研究課題
ロボットがありのままの人の活動環境で様々な作業を行うためには、人間と同様の形状をした等身大ヒューマノイドが、人間と同様に全身を用いて環境・物体・自己身体との接触を駆使して身体支持や物体操作を行う必要がある。そのためには、全身動作制御研究、物体マニピュレーション研究、タスクプランニング研究の分野を横断し身体・物体・タスクの操作を一体に計画・制御することが必要である。令和3年度は、このうちの全身動作制御に取り組んだ。身体の至る所の接触を認識するためには、数十~百kgの質量があるロボットの自重及び動的動作に伴う衝撃力に耐える丈夫さと、全身バランス維持や環境干渉回避のために身体のどの部位が環境に接触しているかを1センチメートル単位で把握する分解能を併せ持つ接触センサデバイスが必要である。本研究ではこれらの要求を解決する接触覚センサデバイスを開発し、国際会議 The 2022 IEEE/RSJ International Conference on Intelligent Robots and Systems (IROS 2022) に共著論文を投稿し、現在査読進行中である。また、視覚及び接触覚から得られた外界情報を用いて適応的に多点接触全身行動を行うために、幾何物理拘束の制約に基づく接触部位を限定しない全身行動制御システムを開発した。GUIからの操縦によって、実機の等身大ヒューマノイドJAXONが自らの視覚・力覚・接触覚に基づき適応的に多点接触全身行動を行うことが可能な全身行動制御システムを実現し、日本ロボット学会ヒューマノイドロボティクス研究専門委員会主催の「Humanoid Virtual Athletics Challenge 2021」にTeam Jaxonの一員として参加し、動力学シミュレーション環境内での等身大ヒューマノイドJAXONによる梯子上り行動の発表を行った。
3: やや遅れている
令和3年度の研究実施計画として、以下の2点を書いた。(1)日本の生活環境に多い狭い空間での活動のためには、足以外の身体部位を用いた身体支持や手以外の身体部位を用いた物体操作、あるいは環境との干渉回避が求められる。そのために、身体の至る所の接触を認識し適応的に行動することを可能にする全身触覚システムと全身制御器を開発する。(2)ロボットが環境や物体と適切にインタラクションするためには、ロボット‐物体‐環境間の接触の意味幾何物理構造をロボットが理解し、それによってもたらされる意味幾何物理拘束に応じた行動計画や制御が求められる。そのために、視覚を用いたセグメンテーションに加えてロボットが対象に作用したときの力覚・触覚・視覚情報の変化からロボット‐物体‐環境間の意味幾何物理構造の認識をオンラインで推定・更新する構造認識システムと、幾何物理拘束を数理モデルに変換しオンラインで利用する全身動作計画・制御器を開発する。上記2点に対する令和3年度の進捗状況の自己点検は、以下のとおりである。(1)については、全身触覚システムに用いる接触センサデバイスと接触覚を利用した全身制御器の開発を達成することができた。しかし、接触センサデバイスのロボットの全身への搭載は未達成である。(2)については、幾何物理拘束の制約に基づく全身動作生成・制御器の開発を達成することができた。しかし、意味幾何物理構造のロボットによる理解を行うための認識システムの開発は未達成である。

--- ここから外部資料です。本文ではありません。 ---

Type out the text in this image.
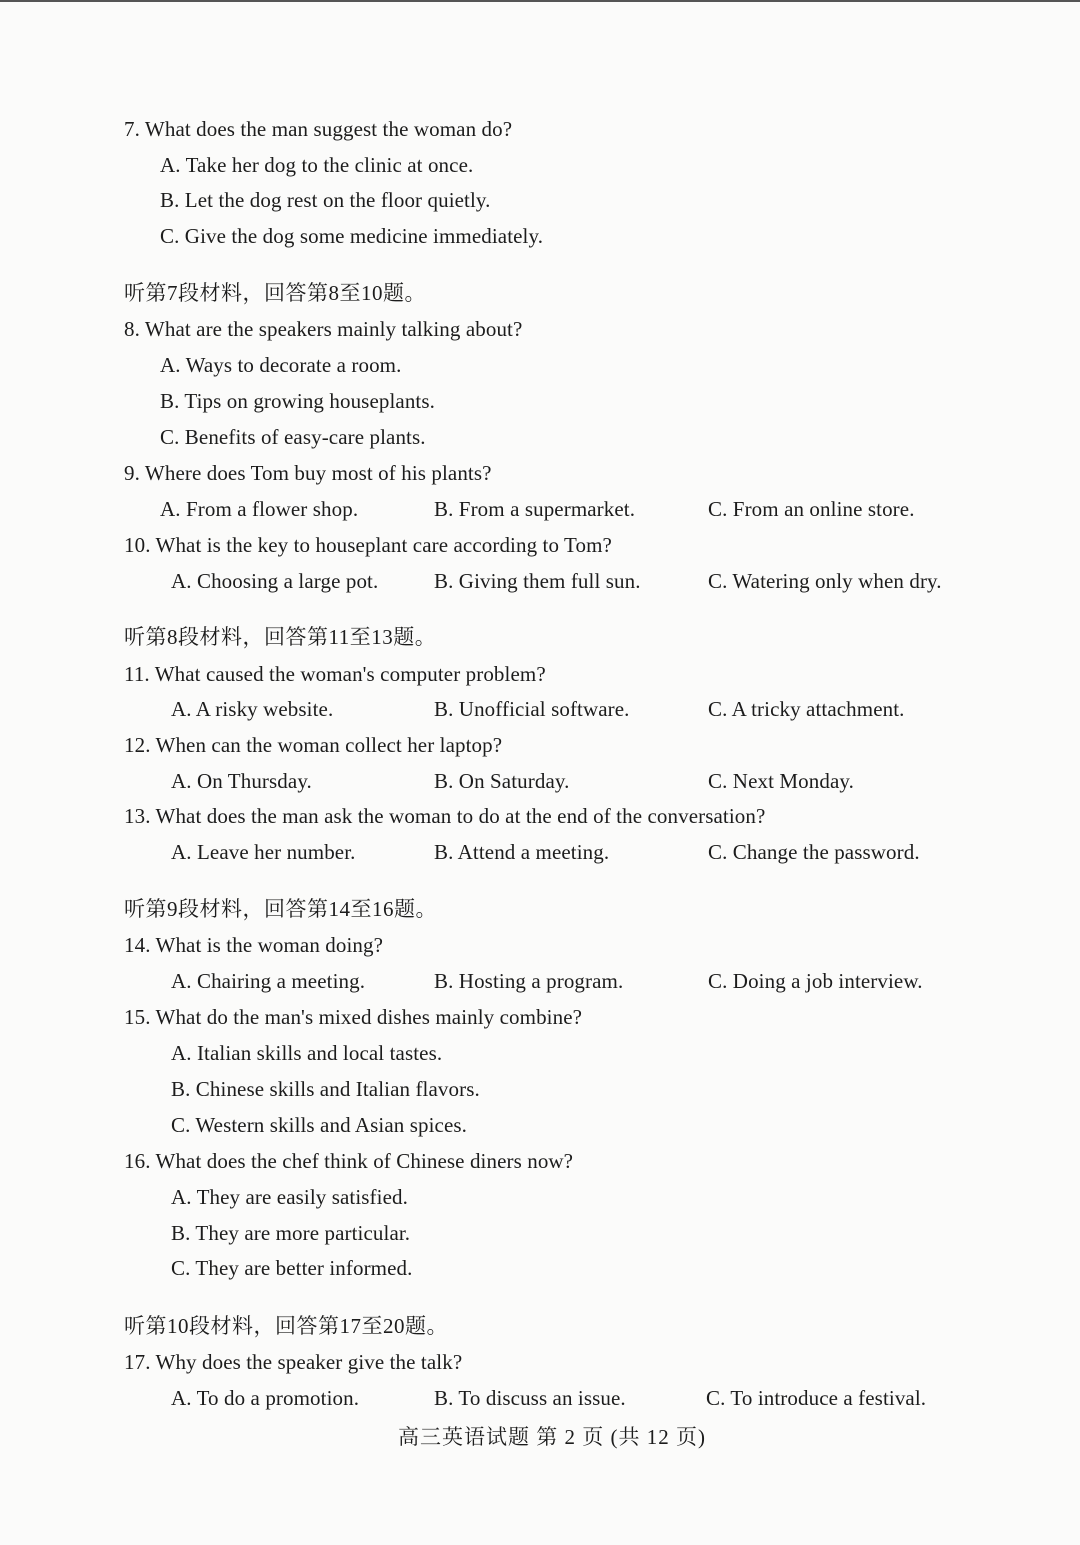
7. What does the man suggest the woman do?
A. Take her dog to the clinic at once.
B. Let the dog rest on the floor quietly.
C. Give the dog some medicine immediately.
听第7段材料，回答第8至10题。
8. What are the speakers mainly talking about?
A. Ways to decorate a room.
B. Tips on growing houseplants.
C. Benefits of easy-care plants.
9. Where does Tom buy most of his plants?
A. From a flower shop.	B. From a supermarket.	C. From an online store.
10. What is the key to houseplant care according to Tom?
A. Choosing a large pot.	B. Giving them full sun.	C. Watering only when dry.
听第8段材料，回答第11至13题。
11. What caused the woman's computer problem?
A. A risky website.	B. Unofficial software.	C. A tricky attachment.
12. When can the woman collect her laptop?
A. On Thursday.	B. On Saturday.	C. Next Monday.
13. What does the man ask the woman to do at the end of the conversation?
A. Leave her number.	B. Attend a meeting.	C. Change the password.
听第9段材料，回答第14至16题。
14. What is the woman doing?
A. Chairing a meeting.	B. Hosting a program.	C. Doing a job interview.
15. What do the man's mixed dishes mainly combine?
A. Italian skills and local tastes.
B. Chinese skills and Italian flavors.
C. Western skills and Asian spices.
16. What does the chef think of Chinese diners now?
A. They are easily satisfied.
B. They are more particular.
C. They are better informed.
听第10段材料，回答第17至20题。
17. Why does the speaker give the talk?
A. To do a promotion.	B. To discuss an issue.	C. To introduce a festival.
高三英语试题 第 2 页 (共 12 页)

令和3年度は、全身動作制御に取り組み、低次の知能を開発した。令和4年度は、実際の等身大ヒューマノイドに実世界の様々な状況に応じて適応的に行動させ一連の作業を遂行させる実験を通じて、物体マニピュレーション研究、タスクプランニング研究といった高次の知能に求められる諸課題を解決していく。令和3年度の進捗状況に遅れがあることを踏まえ、研究を加速するために、所属研究室の双腕マニピュレーションあるいは二足歩行の研究者との共同開発体制を整え、双腕マニピュレーション・二足歩行研究の知見を本研究の多点接触全身物体操作に取り入れていく。これに伴い、研究計画調書に記載した令和4年度の研究計画と令和5年度の研究計画の遂行順序を入れ替え、令和4年度の研究計画を令和5年度に、令和5年度の研究計画を令和4年度に遂行するよう変更する。